In her formal, stodgy world of having to make sure she never said or did the wrong thing, he'd been a breath of fresh air and a wonderful dose of reality. It was why she wanted her friend back so desperately.
As Nick would say, her life basically sucked. Her friends were shallow, her father neurotic, and every time she thought she liked a guy, all her father could do was run a thorough background check on the man and his entire family and then tell her why he was socially unacceptable. Or, worse, beneath them.
She really hated that phrase.
"You have a destiny, Marguerite."
Yeah, she was destined to either end up in the mental ward or alone for the rest of her life so that she could in no way ever embarrass her father or her family.

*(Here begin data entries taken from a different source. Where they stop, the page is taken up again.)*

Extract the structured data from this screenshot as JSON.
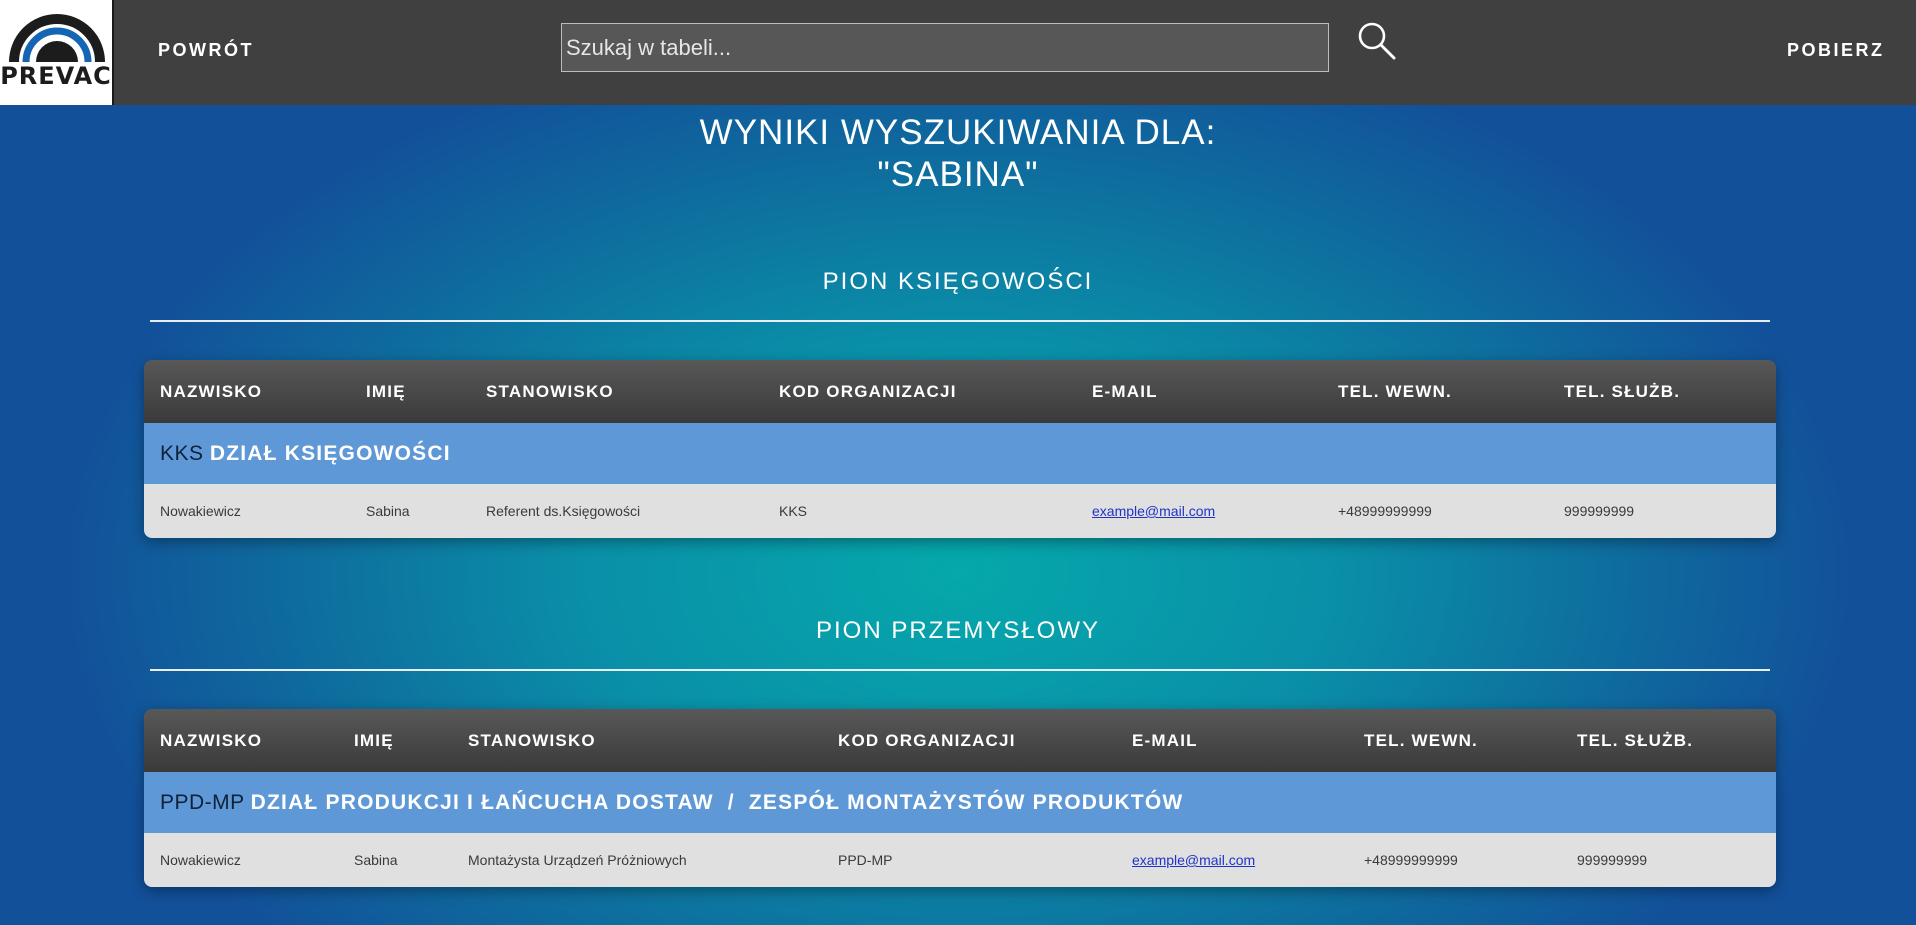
{
  "header": {
    "logo_text": "PREVAC",
    "back_label": "POWRÓT",
    "search": {
      "placeholder": "Szukaj w tabeli..."
    },
    "search_icon": "search-icon",
    "download_label": "POBIERZ"
  },
  "results": {
    "title_line1": "WYNIKI WYSZUKIWANIA DLA:",
    "title_line2": "\"SABINA\""
  },
  "columns": [
    "NAZWISKO",
    "IMIĘ",
    "STANOWISKO",
    "KOD ORGANIZACJI",
    "E-MAIL",
    "TEL. WEWN.",
    "TEL. SŁUŻB."
  ],
  "sections": [
    {
      "title": "PION KSIĘGOWOŚCI",
      "group_code": "KKS",
      "group_name": "DZIAŁ KSIĘGOWOŚCI",
      "rows": [
        [
          "Nowakiewicz",
          "Sabina",
          "Referent ds.Księgowości",
          "KKS",
          "example@mail.com",
          "+48999999999",
          "999999999"
        ]
      ]
    },
    {
      "title": "PION PRZEMYSŁOWY",
      "group_code": "PPD-MP",
      "group_name": "DZIAŁ PRODUKCJI I ŁAŃCUCHA DOSTAW  /  ZESPÓŁ MONTAŻYSTÓW PRODUKTÓW",
      "rows": [
        [
          "Nowakiewicz",
          "Sabina",
          "Montażysta Urządzeń Próżniowych",
          "PPD-MP",
          "example@mail.com",
          "+48999999999",
          "999999999"
        ]
      ]
    }
  ],
  "colors": {
    "topbar": "#404040",
    "group_row": "#5f98d6",
    "data_row": "#e0e0e0",
    "link": "#2033c8"
  }
}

She sighed as she stared at her law book on the library table and felt the familiar tears prick at the backs of her eyes. Nick had never liked studying in the library.
When he'd been in their group, they had all piled into his house four days a week to study together.
Now those days were gone and all she was left with was vapid, insecure blowhards who could only feel better about themselves by belittling everyone else.
"Are you all right, Margeaux?"
Marguerite cleared her throat at Elise Lenora Berwick's question. Elise was a tall, perfectly sculpted blonde. And Marguerite meant "sculpted." At twenty-four, Elise had already had six different plastic surgeries to correct her body's slight imperfections. In high school Elise had been the premier debutante of New Orleans, and now she was the reigning beauty at Tulane University.
The two of them had been friends since grade school. In fact, it had been Elise who had put together the study group three years ago when they'd all been undergraduates. Elise had never been one to really apply herself to schoolwork, and so she'd conceived this as a way to use them to help her pass her classes. Not that Marguerite minded. She actually admired Elise's ingenuity and liked watching the master manipulator get the others to do her bidding.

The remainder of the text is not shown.